In Next Wave’s Canine Choreography, Robert Reid discovers that untrained dogs are just…untrained dogs
How is it possible to make a show so very full of dogs so very hard to watch?
A carpet of fake grass and a white picket fence box in the performance space. It reminds me of the Royal Melbourne Show and travelling petting zoos. Off to one side is an announcer speaking into a microphone. I never caught his name and I didn’t see any programs on my way in so I can’t tell you who it was.
I can’t quite make out most of what he says over the noise of the pre-show audience. It’s possible I missed important information during this part. At the back is a large flat-screen TV. They’ve quickly relocated from the outdoor venue to this space at the Collingwood Arts Precinct, so there is a rushed quality in the air. It’s possible I’m imagining that.
In Canine Choreography, Danielle Reynolds explores the world of Dances with Dogs, a niche sport that has been popular with some pet owners since the 90s. It’s a competitive dance contest for dogs and their owners and patently an adorable world to explore, although the presentation of Reynolds’ findings was underwhelming.
We’re greeted at the door. We sit chatting. There’s a casual atmosphere that will carry through under the whole of the show. The announcer tells us that the show is beginning and asks if we’d like to meet some dog trainers. The audience is enthusiastically affirmative.
The screen plays an interview with two Dances with Dogs veterans. It’s followed by an interview with the first performer of the evening (Arlo Mailing) about how she thinks her performance will go.
I still don’t really know what to expect, either because the event hasn’t told us yet or our announcer explained it but the muffled sound system and the buzz of still-chatting audience made me miss it. Either way, I’m realising now the premise of the show is less a look at the relationship between dogs and their owners in the context of performance (ie Dances with Dogs) and more “What if we took untrained dogs and their owners and got them to try and recreate a Dances with Dogs floor routine?”
The dogs obviously have no idea what’s going on. Some are playful, some are worried about the strange environment and people and wait at the gate to leave the space. They watch their owners with the bemused nonchalance only an incredulous dog can manifest.
The ones doing tricks here are the humans.
The actual routine they’re emulating plays along behind on the screen behind them. The owners emulate the routines as well as they can. The dogs do whatever they like.
Is this going to be whole show?
Yes. Yes, it is.
The contrast between the trained performers on the video and those in front of us on the floor reminds me, briefly, of Lucy Guerin’s Untrained. There we saw two dancers at the peak of their fitness perform movements and routines that are emulated (to the best of their ability) by two people with little to no dance experience. We saw the tension between the possible and the impossible, the differences between the trained and the untrained body, opening the different beauties of discipline and truthfulness. The heaviness of the untrained bodies, the stiffness of the limbs, was poignant. Real.

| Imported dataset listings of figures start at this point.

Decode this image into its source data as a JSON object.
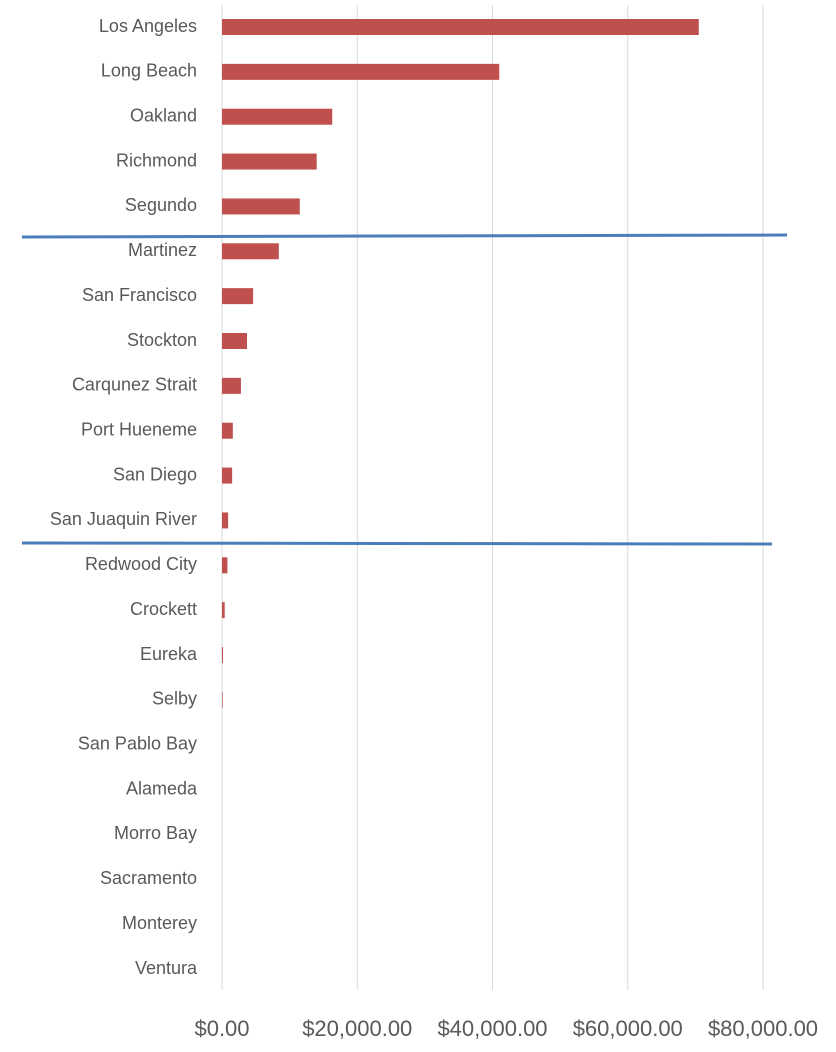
{
  "chart_data": {
    "type": "barh",
    "categories": [
      "Los Angeles",
      "Long Beach",
      "Oakland",
      "Richmond",
      "Segundo",
      "Martinez",
      "San Francisco",
      "Stockton",
      "Carqunez Strait",
      "Port Hueneme",
      "San Diego",
      "San Juaquin River",
      "Redwood City",
      "Crockett",
      "Eureka",
      "Selby",
      "San Pablo Bay",
      "Alameda",
      "Morro Bay",
      "Sacramento",
      "Monterey",
      "Ventura"
    ],
    "values": [
      70500,
      41000,
      16300,
      14000,
      11500,
      8400,
      4600,
      3700,
      2800,
      1600,
      1500,
      900,
      800,
      400,
      150,
      100,
      0,
      0,
      0,
      0,
      0,
      0
    ],
    "color": "#c0504d",
    "xlim": [
      0,
      80000
    ],
    "xticks": [
      {
        "value": 0,
        "label": "$0.00"
      },
      {
        "value": 20000,
        "label": "$20,000.00"
      },
      {
        "value": 40000,
        "label": "$40,000.00"
      },
      {
        "value": 60000,
        "label": "$60,000.00"
      },
      {
        "value": 80000,
        "label": "$80,000.00"
      }
    ],
    "grid": true
  }
}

Canine Choreography, on the other hand, is well prefaced early on by trainers in the first video. Responding to the question, “will it be possible for these dogs to do these routines with no training?” the trainers laugh and say “of course not!” They suggest that this is a stupid question. I’m inclined to agree, and to add that it’s not the most enlightening premise for a show.
It’s all in fun, naturally. No one is expecting Ibsen or Stoppard. But the show is, pun a little intended, rough. Little thought seems to have been given to the staging, and surprisingly little effort has been put into the choreography for a show called Canine Choreography. I found myself struggling to understand what to take away from this show. That dogs are cute? That dogs which have been trained are better at doing routines than dogs that haven’t?
It all feels like something that sounded like a good idea when it was floated but that everyone forgot about until the last week, and yet I can’t help but feel it could have been enchanting. Maybe a few rehearsals might have helped.
Maybe I’m missing the point. It doesn’t claim to reach for profundity. The audience was filled with chuckles and awws, although often I couldn’t work out what they were responding to. Sometimes it was because dogs are cute. Sometimes it was because people in real life say things that aren’t poetic, but are instead awkward revelations of their educational background.
There was one errant moment, during the curtain call, when a small dog tried to hump a larger one. This produced some of delighted laughter from the audience. I guess, if that sounds appealing…
Canine Choreography, created by Danielle Reynolds. Collingwood Arts Precinct, Next Wave. Closed.